P-P, CMS release athletic department budget breakdowns, reveal gender disparities

Four student athletes stand staggered. From front to back, there is a Pomona-Pitzer lacrosse player, a CMS basketball player, a CMS tennis player and the silhouette of a baseball player.
(Bella Pettengill • The Student Life)

Pomona-Pitzer (P-P) and Claremont-Mudd-Scripps (CMS) athletics programs both completed an Equity in Athletics Disclosure Act (EADA) report outlining the spending totals of their respective programs that were made available to the public earlier this month.

This report covered the 2021-2022 academic year as a result of the EADA of 1994, which requires all coeducational higher education institutions participating in federal student financial aid programs to report on intercollegiate athletic program finances. The EADA contains information regarding athletic participation, coaching salaries, team expenses and recruiting expenses. 

Both P-P and CMS’ EADA reports displayed general disparities in expenses between men’s and women’s teams, with both football teams’ total expenses exceeding all others for both athletic programs. P-P reported that from 2021-2022, the ten men’s teams’ total expenses were $2,097,637, while the 11 women’s teams’ expenses were $1,807,482. This disparity was less prevalent in CMS’ report, showing men’s teams’ total expenses as $2,059,314 while women’s was $2,020,439. 

All P-P athletic teams receive the same per-student-athlete finances, but some factors cause certain team expenses to be higher than others, Pomona-Pitzer Director of Athletics Miriam Merrill explained in an email to TSL. 

“There may be variances in the total amount spent for a team’s equipment, which may not be purchased on an annual basis. The competitive season for one sport may be longer than another,” Merrill said. “Although the budget for a given team may be different, we are committed to ongoing efforts to ensure that the total per-student-athlete spend is equitable across all teams.”

Merrill added that factors such as travel and uniform expenses are established on budget cycles, which also contributes to the differences in expenses in the EADA report. Gilien Silsby, director of news and media at Claremont McKenna College, also cited roster size, equipment and travel as factors.

Both P-P’s and CMS’ athletics budget is managed by the head of the department, while head coaches manage their respective team budgets on a day-to-day basis. Head coaches are in communication with the department regarding these budgets, specifically large expenditures such as travel expenses. CMS Athletics’ final fiscal responsibility lies on the athletic director, Erica Jasper, according to Silsby.

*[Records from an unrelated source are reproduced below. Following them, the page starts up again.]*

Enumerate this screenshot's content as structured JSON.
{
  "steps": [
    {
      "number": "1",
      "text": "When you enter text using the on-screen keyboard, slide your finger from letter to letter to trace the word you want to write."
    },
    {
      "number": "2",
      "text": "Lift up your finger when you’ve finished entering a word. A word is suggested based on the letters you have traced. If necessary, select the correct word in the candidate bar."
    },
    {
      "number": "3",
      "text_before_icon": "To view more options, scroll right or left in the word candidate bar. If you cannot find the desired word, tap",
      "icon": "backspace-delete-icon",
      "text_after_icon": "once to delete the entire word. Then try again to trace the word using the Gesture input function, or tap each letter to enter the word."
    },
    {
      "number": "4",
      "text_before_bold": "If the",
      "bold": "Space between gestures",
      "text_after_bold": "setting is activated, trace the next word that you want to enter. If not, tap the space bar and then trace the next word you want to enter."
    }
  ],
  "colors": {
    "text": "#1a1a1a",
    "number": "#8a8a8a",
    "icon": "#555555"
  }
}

As both athletic programs compete in the Southern California Intercollegiate Athletic Conference (SCIAC), a Division III conference, athletic teams and programs do not generate revenue. Therefore, revenue does not factor into team budgets.

“Although most of our head coaches fundraise to offset the costs of travel outside of the SCIAC as well as other upgrades that improve the student-athlete experience, no CMS Athletic Programs generate revenue in a traditional sense (e.g. ticket sales or sponsorships),” Silsby said via email.

The EADA also reported salary disparities between coaches of men’s and women’s teams. At Pomona-Pitzer, the average annual salary per head coach position for men’s teams was $58,886, while the same value for women’s teams was $55,016. The average annual assistant coach salary for men’s teams is $8,921, while that value for women’s teams is $7,228.

“Length of tenure plays an important role in salary levels within the athletics department just as they do across the entire College faculty,” Merrill said. “Among other things, the number of male coaches who have been at Pomona-Pitzer over a longer period is larger than the number of female coaches who have been here just as long.”

At CMS, the average annual institutional salary per head coaching position is $50,384 for men’s teams and $65,000 for women’s teams. Average assistant coach salaries are $16,828 for men’s teams and $9,234 for women’s teams.

Merrill said P-P is working to implement initiatives that will address these disparities accordingly.

“The [colleges continue] to prioritize efforts to attract and retain qualified and experienced female coaches,” she said. “Some examples include mentorship opportunities and recruiting focused on populations underrepresented in coaching.”